Because volatility mean-reverts, GARCH says a calm market will eventually get more turbulent and a
panicked market will eventually calm down — the term structure of risk always bends toward
\sigma^2_\infty.
Worked example: one variance update
Take a GARCH(1,1) with \alpha_0 = 0.1,
\alpha_1 = 0.10, \beta_1 = 0.85 (returns in %).
Suppose yesterday's conditional variance was \sigma_{t-1}^2 = 4 and yesterday's
return was r_{t-1} = 3. Then today's conditional variance is:
\sigma_t^2 = 0.1 + 0.10\,(3)^2 + 0.85\,(4) = 0.1 + 0.9 + 3.4 = 4.4.

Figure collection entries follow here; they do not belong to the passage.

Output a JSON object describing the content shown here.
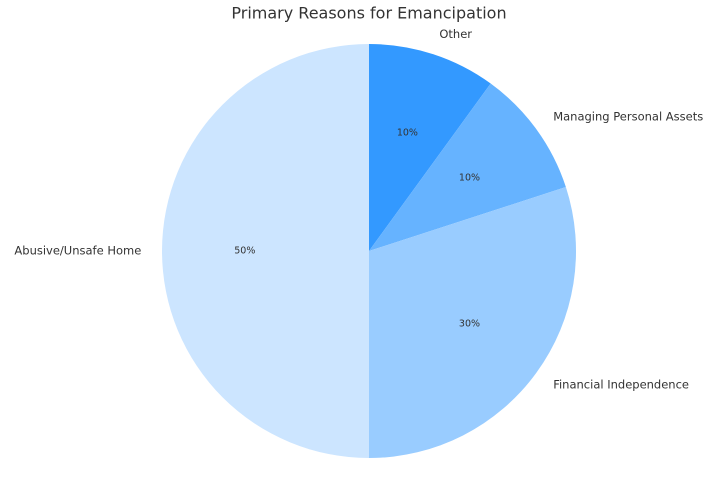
{
  "chart_data": {
    "type": "pie",
    "title": "Primary Reasons for Emancipation",
    "categories": [
      "Other",
      "Managing Personal Assets",
      "Financial Independence",
      "Abusive/Unsafe Home"
    ],
    "values": [
      10,
      10,
      30,
      50
    ],
    "value_labels": [
      "10%",
      "10%",
      "30%",
      "50%"
    ],
    "colors": [
      "#3399ff",
      "#66b3ff",
      "#99ccff",
      "#cce5ff"
    ]
  }
}
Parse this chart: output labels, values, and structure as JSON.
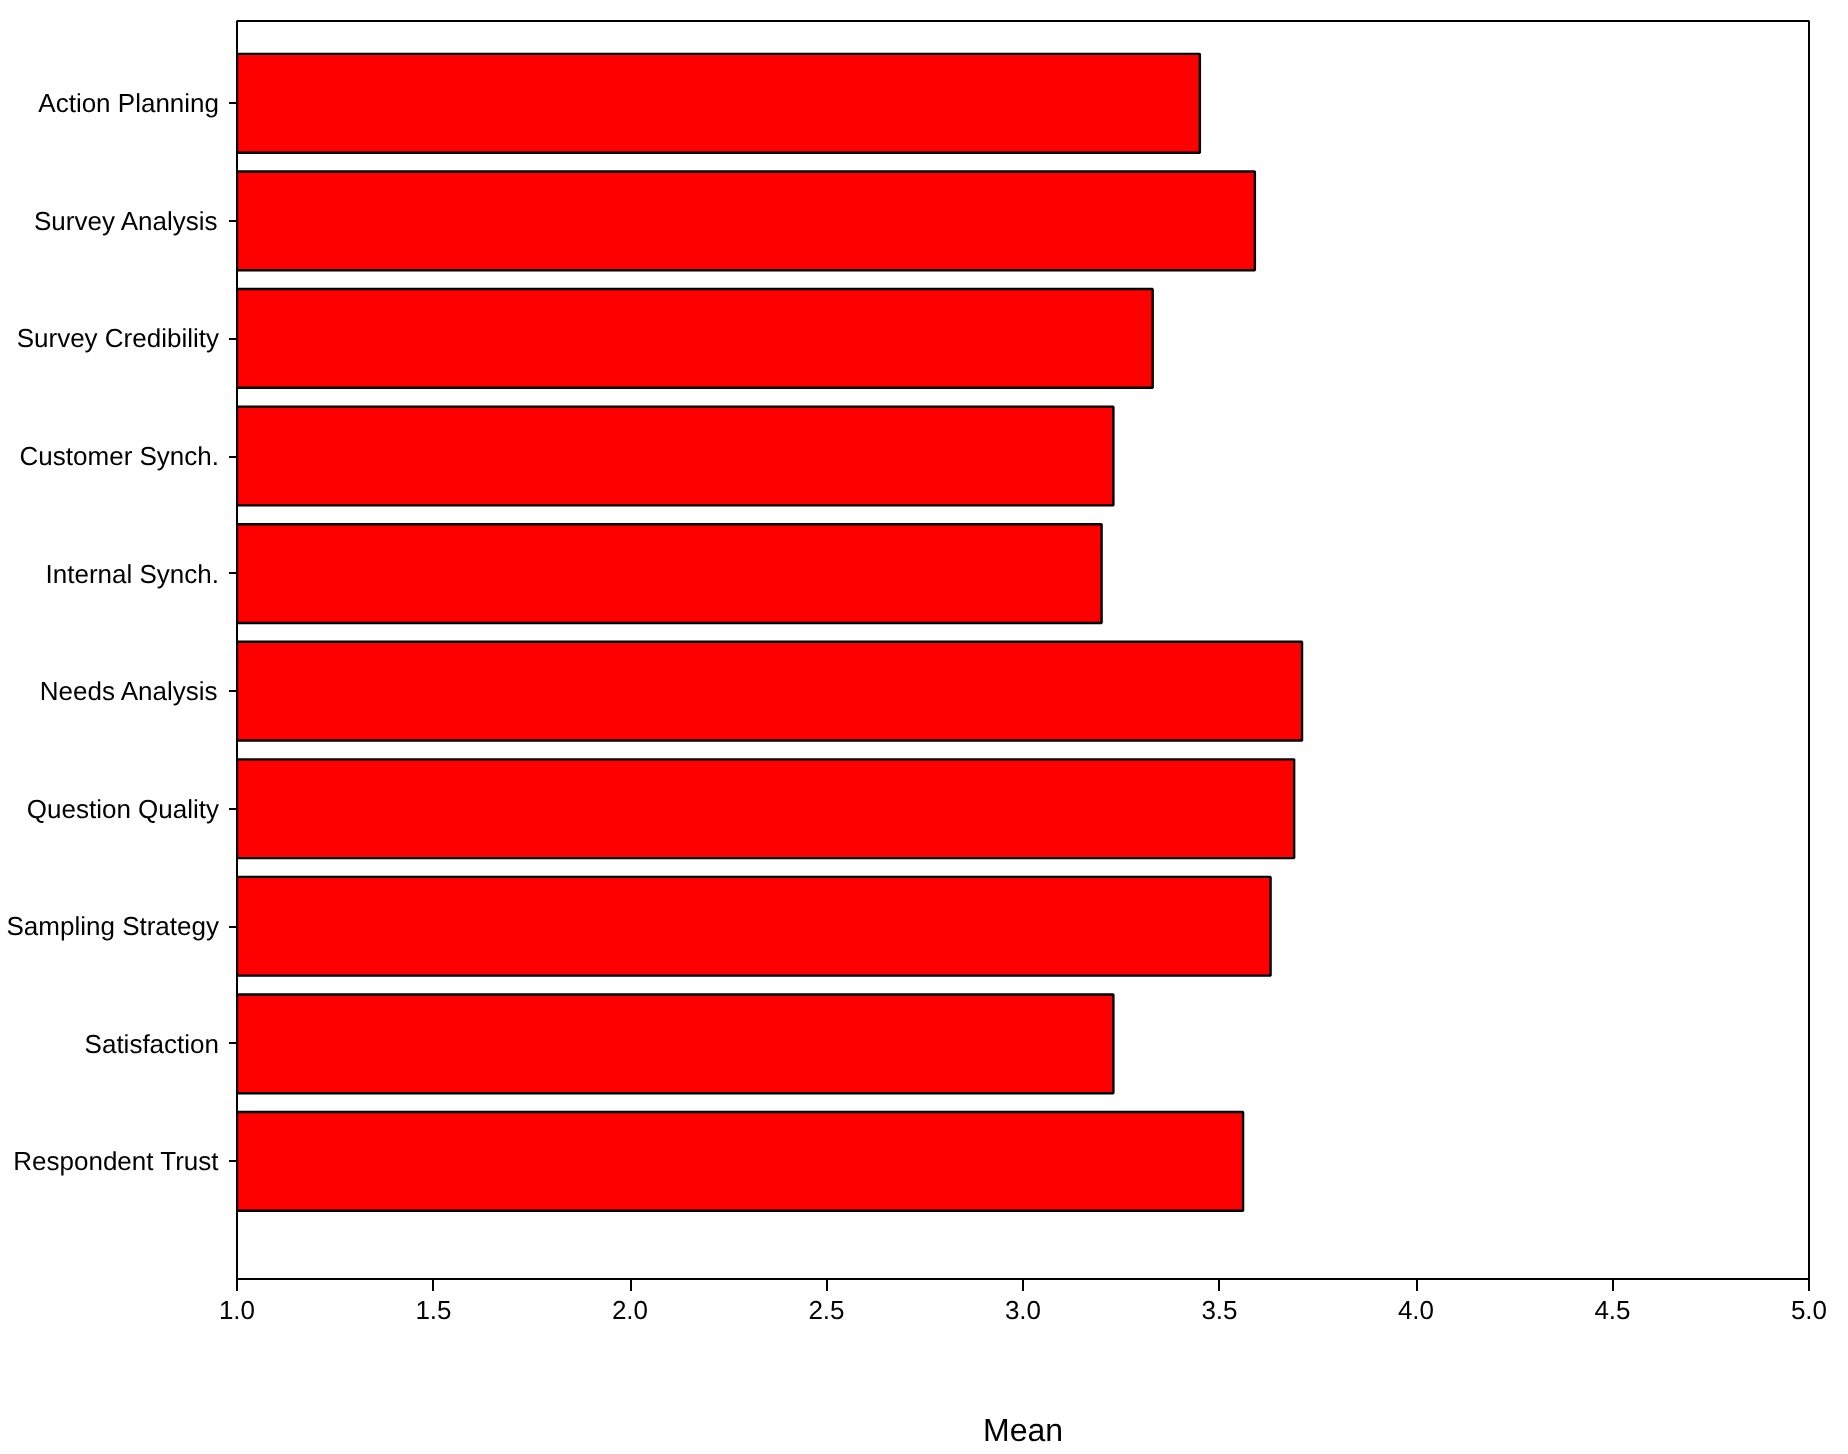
{
  "chart_data": {
    "type": "bar",
    "orientation": "horizontal",
    "xlabel": "Mean",
    "categories": [
      "Action Planning",
      "Survey Analysis",
      "Survey Credibility",
      "Customer Synch.",
      "Internal Synch.",
      "Needs Analysis",
      "Question Quality",
      "Sampling Strategy",
      "Satisfaction",
      "Respondent Trust"
    ],
    "values": [
      3.45,
      3.59,
      3.33,
      3.23,
      3.2,
      3.71,
      3.69,
      3.63,
      3.23,
      3.56
    ],
    "color": "#ff0000",
    "xlim": [
      1.0,
      5.0
    ],
    "xticks": [
      {
        "value": 1.0,
        "label": "1.0"
      },
      {
        "value": 1.5,
        "label": "1.5"
      },
      {
        "value": 2.0,
        "label": "2.0"
      },
      {
        "value": 2.5,
        "label": "2.5"
      },
      {
        "value": 3.0,
        "label": "3.0"
      },
      {
        "value": 3.5,
        "label": "3.5"
      },
      {
        "value": 4.0,
        "label": "4.0"
      },
      {
        "value": 4.5,
        "label": "4.5"
      },
      {
        "value": 5.0,
        "label": "5.0"
      }
    ],
    "grid": false
  }
}
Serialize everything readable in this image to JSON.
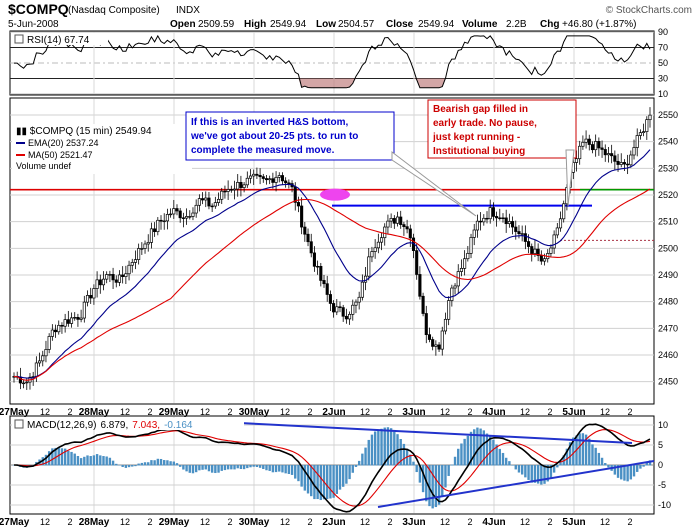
{
  "header": {
    "symbol": "$COMPQ",
    "name": "(Nasdaq Composite)",
    "exchange": "INDX",
    "date": "5-Jun-2008",
    "open_label": "Open",
    "open": "2509.59",
    "high_label": "High",
    "high": "2549.94",
    "low_label": "Low",
    "low": "2504.57",
    "close_label": "Close",
    "close": "2549.94",
    "volume_label": "Volume",
    "volume": "2.2B",
    "chg_label": "Chg",
    "chg": "+46.80 (+1.87%)",
    "watermark": "© StockCharts.com"
  },
  "rsi": {
    "label": "RSI(14) 67.74",
    "ticks": [
      "90",
      "70",
      "50",
      "30",
      "10"
    ],
    "levels": [
      90,
      70,
      50,
      30,
      10
    ]
  },
  "legend": {
    "price": "$COMPQ (15 min) 2549.94",
    "ema": "EMA(20) 2537.24",
    "ma": "MA(50) 2521.47",
    "volume": "Volume undef"
  },
  "annotations": {
    "note1_lines": [
      "If this is an inverted H&S bottom,",
      "we've got about 20-25 pts. to run to",
      "complete the measured move."
    ],
    "note2_lines": [
      "Bearish gap filled in",
      "early trade.  No pause,",
      "just kept running -",
      "Institutional buying"
    ]
  },
  "macd": {
    "label_prefix": "MACD(12,26,9)",
    "value": "6.879,",
    "signal": "7.043,",
    "hist": "-0.164",
    "ticks": [
      "10",
      "5",
      "0",
      "-5",
      "-10"
    ]
  },
  "colors": {
    "price": "#000000",
    "ema": "#00008b",
    "ma": "#e00000",
    "resistance": "#dd0000",
    "neckline": "#0000ee",
    "support_green": "#009900",
    "macd_hist": "#4a90c4",
    "trendline": "#2233cc",
    "highlight": "#ee44ee",
    "note_border": "#0000cc",
    "note2_fill": "#cc0000"
  },
  "x_axis": {
    "labels": [
      "27May",
      "12",
      "2",
      "28May",
      "12",
      "2",
      "29May",
      "12",
      "2",
      "30May",
      "12",
      "2",
      "2Jun",
      "12",
      "2",
      "3Jun",
      "12",
      "2",
      "4Jun",
      "12",
      "2",
      "5Jun",
      "12",
      "2"
    ]
  },
  "chart_data": [
    {
      "type": "line",
      "title": "RSI(14)",
      "ylim": [
        10,
        90
      ],
      "y_ticks": [
        90,
        70,
        50,
        30,
        10
      ],
      "series": [
        {
          "name": "RSI(14)",
          "last": 67.74
        }
      ]
    },
    {
      "type": "candlestick",
      "title": "$COMPQ (15 min)",
      "ylim": [
        2442,
        2556
      ],
      "y_ticks": [
        2450,
        2460,
        2470,
        2480,
        2490,
        2500,
        2510,
        2520,
        2530,
        2540,
        2550
      ],
      "x_categories": [
        "27May",
        "28May",
        "29May",
        "30May",
        "2Jun",
        "3Jun",
        "4Jun",
        "5Jun"
      ],
      "close_path": [
        2452,
        2450,
        2458,
        2470,
        2473,
        2475,
        2485,
        2490,
        2488,
        2496,
        2503,
        2510,
        2514,
        2512,
        2518,
        2516,
        2522,
        2524,
        2526,
        2525,
        2528,
        2522,
        2505,
        2490,
        2478,
        2475,
        2480,
        2500,
        2508,
        2512,
        2505,
        2470,
        2462,
        2485,
        2495,
        2510,
        2514,
        2512,
        2506,
        2500,
        2494,
        2506,
        2528,
        2540,
        2538,
        2534,
        2530,
        2540,
        2549.94
      ],
      "series": [
        {
          "name": "EMA(20)",
          "last": 2537.24
        },
        {
          "name": "MA(50)",
          "last": 2521.47
        }
      ],
      "resistance_level": 2522,
      "neckline_level": 2516,
      "last_close": 2549.94
    },
    {
      "type": "line",
      "title": "MACD(12,26,9)",
      "ylim": [
        -12,
        12
      ],
      "y_ticks": [
        10,
        5,
        0,
        -5,
        -10
      ],
      "series": [
        {
          "name": "MACD",
          "last": 6.879
        },
        {
          "name": "Signal",
          "last": 7.043
        },
        {
          "name": "Histogram",
          "last": -0.164
        }
      ]
    }
  ]
}
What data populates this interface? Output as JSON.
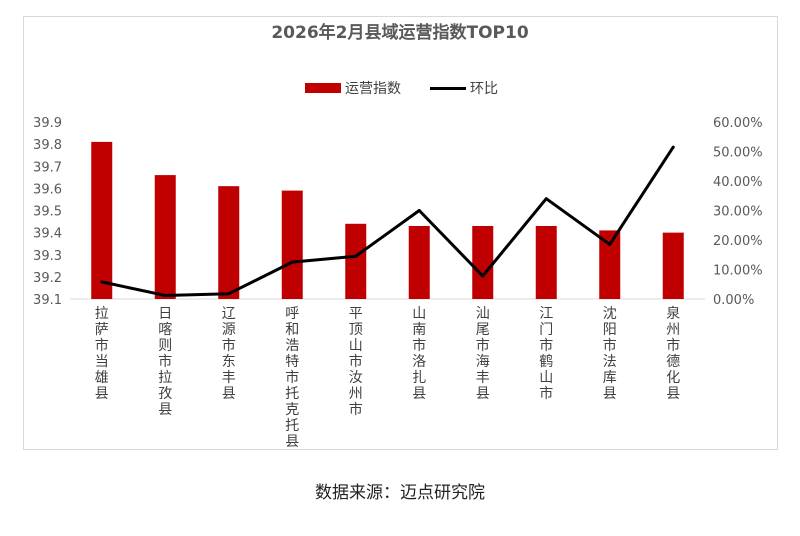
{
  "chart_data": {
    "type": "bar",
    "title": "2026年2月县域运营指数TOP10",
    "categories": [
      "拉萨市当雄县",
      "日喀则市拉孜县",
      "辽源市东丰县",
      "呼和浩特市托克托县",
      "平顶山市汝州市",
      "山南市洛扎县",
      "汕尾市海丰县",
      "江门市鹤山市",
      "沈阳市法库县",
      "泉州市德化县"
    ],
    "series": [
      {
        "name": "运营指数",
        "type": "bar",
        "axis": "left",
        "color": "#c00000",
        "values": [
          39.81,
          39.66,
          39.61,
          39.59,
          39.44,
          39.43,
          39.43,
          39.43,
          39.41,
          39.4
        ]
      },
      {
        "name": "环比",
        "type": "line",
        "axis": "right",
        "color": "#000000",
        "values": [
          5.8,
          1.2,
          1.8,
          12.5,
          14.5,
          30.0,
          7.8,
          34.0,
          18.5,
          51.5
        ]
      }
    ],
    "y_left": {
      "min": 39.1,
      "max": 39.9,
      "ticks": [
        "39.1",
        "39.2",
        "39.3",
        "39.4",
        "39.5",
        "39.6",
        "39.7",
        "39.8",
        "39.9"
      ]
    },
    "y_right": {
      "min": 0,
      "max": 60,
      "ticks": [
        "0.00%",
        "10.00%",
        "20.00%",
        "30.00%",
        "40.00%",
        "50.00%",
        "60.00%"
      ]
    },
    "grid": false,
    "legend_position": "top"
  },
  "source": "数据来源：迈点研究院"
}
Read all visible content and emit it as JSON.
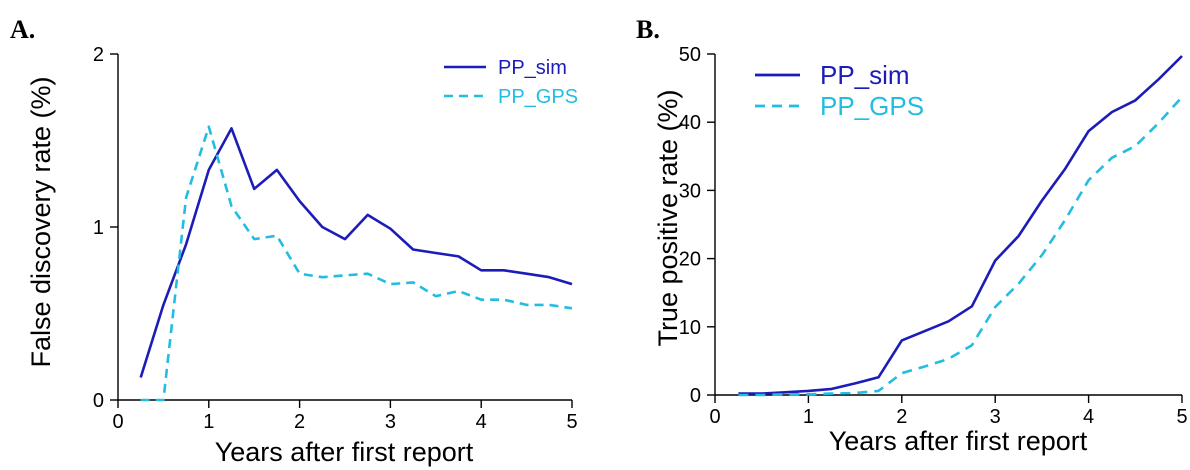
{
  "colors": {
    "pp_sim": "#1c1cb8",
    "pp_gps": "#22bde0"
  },
  "chart_data": [
    {
      "type": "line",
      "panel_label": "A.",
      "xlabel": "Years after first report",
      "ylabel": "False discovery rate (%)",
      "xlim": [
        0,
        5
      ],
      "ylim": [
        0,
        2
      ],
      "xticks": [
        0,
        1,
        2,
        3,
        4,
        5
      ],
      "yticks": [
        0,
        1,
        2
      ],
      "grid": false,
      "legend_position": "top-right",
      "series": [
        {
          "name": "PP_sim",
          "style": "solid",
          "x": [
            0.25,
            0.5,
            0.75,
            1.0,
            1.25,
            1.5,
            1.75,
            2.0,
            2.25,
            2.5,
            2.75,
            3.0,
            3.25,
            3.5,
            3.75,
            4.0,
            4.25,
            4.5,
            4.75,
            5.0
          ],
          "y": [
            0.13,
            0.55,
            0.9,
            1.33,
            1.57,
            1.22,
            1.33,
            1.15,
            1.0,
            0.93,
            1.07,
            0.99,
            0.87,
            0.85,
            0.83,
            0.75,
            0.75,
            0.73,
            0.71,
            0.67
          ]
        },
        {
          "name": "PP_GPS",
          "style": "dashed",
          "x": [
            0.25,
            0.5,
            0.75,
            1.0,
            1.25,
            1.5,
            1.75,
            2.0,
            2.25,
            2.5,
            2.75,
            3.0,
            3.25,
            3.5,
            3.75,
            4.0,
            4.25,
            4.5,
            4.75,
            5.0
          ],
          "y": [
            0.0,
            0.0,
            1.17,
            1.58,
            1.12,
            0.93,
            0.95,
            0.73,
            0.71,
            0.72,
            0.73,
            0.67,
            0.68,
            0.6,
            0.63,
            0.58,
            0.58,
            0.55,
            0.55,
            0.53
          ]
        }
      ]
    },
    {
      "type": "line",
      "panel_label": "B.",
      "xlabel": "Years after first report",
      "ylabel": "True positive rate (%)",
      "xlim": [
        0,
        5
      ],
      "ylim": [
        0,
        50
      ],
      "xticks": [
        0,
        1,
        2,
        3,
        4,
        5
      ],
      "yticks": [
        0,
        10,
        20,
        30,
        40,
        50
      ],
      "grid": false,
      "legend_position": "top-left",
      "series": [
        {
          "name": "PP_sim",
          "style": "solid",
          "x": [
            0.25,
            0.5,
            0.75,
            1.0,
            1.25,
            1.5,
            1.75,
            2.0,
            2.25,
            2.5,
            2.75,
            3.0,
            3.25,
            3.5,
            3.75,
            4.0,
            4.25,
            4.5,
            4.75,
            5.0
          ],
          "y": [
            0.2,
            0.2,
            0.4,
            0.6,
            0.9,
            1.7,
            2.6,
            8.0,
            9.4,
            10.8,
            13.0,
            19.7,
            23.3,
            28.5,
            33.2,
            38.7,
            41.5,
            43.2,
            46.3,
            49.7
          ]
        },
        {
          "name": "PP_GPS",
          "style": "dashed",
          "x": [
            0.25,
            0.5,
            0.75,
            1.0,
            1.25,
            1.5,
            1.75,
            2.0,
            2.25,
            2.5,
            2.75,
            3.0,
            3.25,
            3.5,
            3.75,
            4.0,
            4.25,
            4.5,
            4.75,
            5.0
          ],
          "y": [
            0.0,
            0.0,
            0.1,
            0.1,
            0.2,
            0.3,
            0.6,
            3.2,
            4.2,
            5.3,
            7.3,
            12.9,
            16.3,
            20.5,
            25.7,
            31.5,
            34.8,
            36.5,
            39.9,
            43.7
          ]
        }
      ]
    }
  ]
}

So today's volatility forecast is \sigma_t = \sqrt{4.4} \approx 2.10\%. Note
the arithmetic of the mix: the \beta_1\sigma_{t-1}^2 = 3.4 term does most of
the work — the model is mostly "yesterday's volatility again," gently updated by the fresh
shock. The persistence here is \alpha_1 + \beta_1 = 0.95, and the long-run
variance is 0.1/(1-0.95) = 2, so at 4.4 we are well
above normal and the forecast will drift back down toward 2 over the coming
weeks.
When symmetry is not enough: the leverage effect
Plain GARCH squares the shock, so good news and bad news of equal size move volatility equally. Real
equity markets disagree: a sharp drop tends to raise future volatility more than a rally of the
same size — the leverage effect (a falling price raises a firm's debt-to-equity ratio,
making the stock riskier). Two standard extensions bake this asymmetry in: EGARCH
(Nelson), which models \log \sigma_t^2 and lets the sign of the shock matter,
and GJR-GARCH (Glosten–Jagannathan–Runkle), which adds an extra term that switches on
only for negative returns. Both keep GARCH's parsimony while curing its blind spot to the direction of
bad news.
When you fit a GARCH(1,1) and read off \alpha_1 + \beta_1 = 0.98, the
instinct trained by unit-root testing on levels is to say "near-integrated — I should
difference it." Resist. This persistence lives in the conditional variance, not in the mean of
the series, and differencing the returns does nothing to it. A persistence near
1 simply means volatility shocks decay slowly — a burst of turbulence
echoes for many weeks before fading to the long-run level — which is a genuine and useful feature of the
data, not a defect to be transformed away. Only at exactly \alpha_1 + \beta_1 = 1
(IGARCH) does the long-run variance cease to exist, and even then you model it, you do not difference it.
Confusing volatility persistence with a mean unit root is a classic and costly error.
Substitute the GARCH(1,1) recursion into itself again and again and the
\beta_1 \sigma_{t-1}^2 term unrolls into an infinite weighted sum of
all past squared returns, with weights \alpha_1 \beta_1^{\,k} that fade
geometrically. In other words, GARCH(1,1) is an ARCH(∞) in tidy disguise: three parameters
encode an infinitely long, exponentially-decaying memory that a plain ARCH could only approximate with a
pile of separate coefficients. It is the same trick that makes an
autoregressive model cheaper than an infinite moving average — recursion buys you long memory almost for
free. That efficiency is the entire reason GARCH, not ARCH, is what practitioners actually run.